Authorities said the successful sale underscored investor confidence in Angola’s macroeconomic outlook and reform agenda, even as global borrowing conditions remain tight.

The debt issuance comes just months after Angola raised US$2.5 billion in March in its first Eurobond sale of the year, which also saw strong demand exceeding US$5 billion.

Eurobond

Together, the two transactions highlight the country’s continued reliance on international capital markets to finance fiscal needs and manage debt obligations.

As one of Africa’s largest oil producers, Angola has benefited from elevated crude prices, which have supported export revenues and improved foreign exchange inflows.
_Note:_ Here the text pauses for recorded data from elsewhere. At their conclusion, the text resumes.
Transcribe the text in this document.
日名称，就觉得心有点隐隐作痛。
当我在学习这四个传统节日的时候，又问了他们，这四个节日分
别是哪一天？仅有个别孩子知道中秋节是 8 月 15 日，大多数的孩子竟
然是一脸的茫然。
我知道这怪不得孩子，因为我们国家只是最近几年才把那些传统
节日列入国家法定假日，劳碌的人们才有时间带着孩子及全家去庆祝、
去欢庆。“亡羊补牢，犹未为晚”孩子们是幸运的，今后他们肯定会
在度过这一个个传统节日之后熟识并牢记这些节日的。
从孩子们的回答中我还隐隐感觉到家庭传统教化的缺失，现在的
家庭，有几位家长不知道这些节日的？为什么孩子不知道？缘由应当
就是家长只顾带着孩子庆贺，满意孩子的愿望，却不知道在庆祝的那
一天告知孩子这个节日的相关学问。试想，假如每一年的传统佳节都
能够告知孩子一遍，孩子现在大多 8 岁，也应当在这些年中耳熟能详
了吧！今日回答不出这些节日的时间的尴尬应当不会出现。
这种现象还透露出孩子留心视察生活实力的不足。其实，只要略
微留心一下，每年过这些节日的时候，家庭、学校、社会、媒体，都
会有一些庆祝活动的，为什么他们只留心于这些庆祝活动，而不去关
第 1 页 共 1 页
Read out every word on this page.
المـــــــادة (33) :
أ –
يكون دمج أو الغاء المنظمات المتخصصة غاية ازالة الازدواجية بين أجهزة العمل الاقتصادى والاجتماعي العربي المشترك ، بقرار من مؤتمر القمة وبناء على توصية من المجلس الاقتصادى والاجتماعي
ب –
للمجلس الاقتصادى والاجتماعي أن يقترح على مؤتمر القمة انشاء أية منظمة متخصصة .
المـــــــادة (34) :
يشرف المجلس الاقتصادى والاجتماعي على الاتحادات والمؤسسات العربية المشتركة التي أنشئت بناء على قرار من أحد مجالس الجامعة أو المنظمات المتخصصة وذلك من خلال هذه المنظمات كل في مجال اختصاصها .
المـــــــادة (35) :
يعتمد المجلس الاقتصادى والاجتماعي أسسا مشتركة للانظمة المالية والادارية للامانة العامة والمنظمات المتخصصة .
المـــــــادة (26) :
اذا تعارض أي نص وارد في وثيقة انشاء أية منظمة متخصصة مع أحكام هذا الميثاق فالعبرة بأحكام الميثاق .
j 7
Rising global oil prices have been partly driven by supply disruptions linked to the conflict between the United States and Iran, which has unsettled energy markets and heightened geopolitical risk premiums.

However, analysts warn that the same global tensions have also increased borrowing costs for many emerging and frontier market economies, particularly those with weaker credit ratings or higher debt burdens.

The combination of higher global interest rates and increased risk aversion has raised concerns that some African issuers could face reduced access to international debt markets.

Despite these headwinds, Angola has managed to attract significant investor interest, suggesting continued appetite for yield among global fund managers.

Angola Eurobond

The finance ministry said the latest bond sale demonstrated confidence in the country’s economic trajectory and its ability to meet external financing commitments.

Angola has undertaken several fiscal and monetary reforms in recent years aimed at stabilising public finances, improving transparency and diversifying the economy away from oil dependence.

Still, the country remains heavily exposed to fluctuations in global crude prices, which account for a large share of government revenue and export earnings.

Economists say that while strong oil prices have temporarily supported fiscal space, long-term sustainability will depend on economic diversification and improved debt management.

Eurobond

The latest Eurobond issuance also comes amid heightened global uncertainty in financial markets, with investors closely watching central bank policies and geopolitical developments.

Rising geopolitical tensions, particularly in the Middle East, have contributed to volatility in commodity prices and capital flows, shaping investor sentiment toward emerging markets.

For Angola, maintaining investor confidence will be key as it balances external financing needs with efforts to stabilise debt levels and strengthen economic resilience.

The government has not disclosed how the proceeds from the latest issuance will be allocated, but previous bond proceeds have been directed toward budget support and infrastructure financing.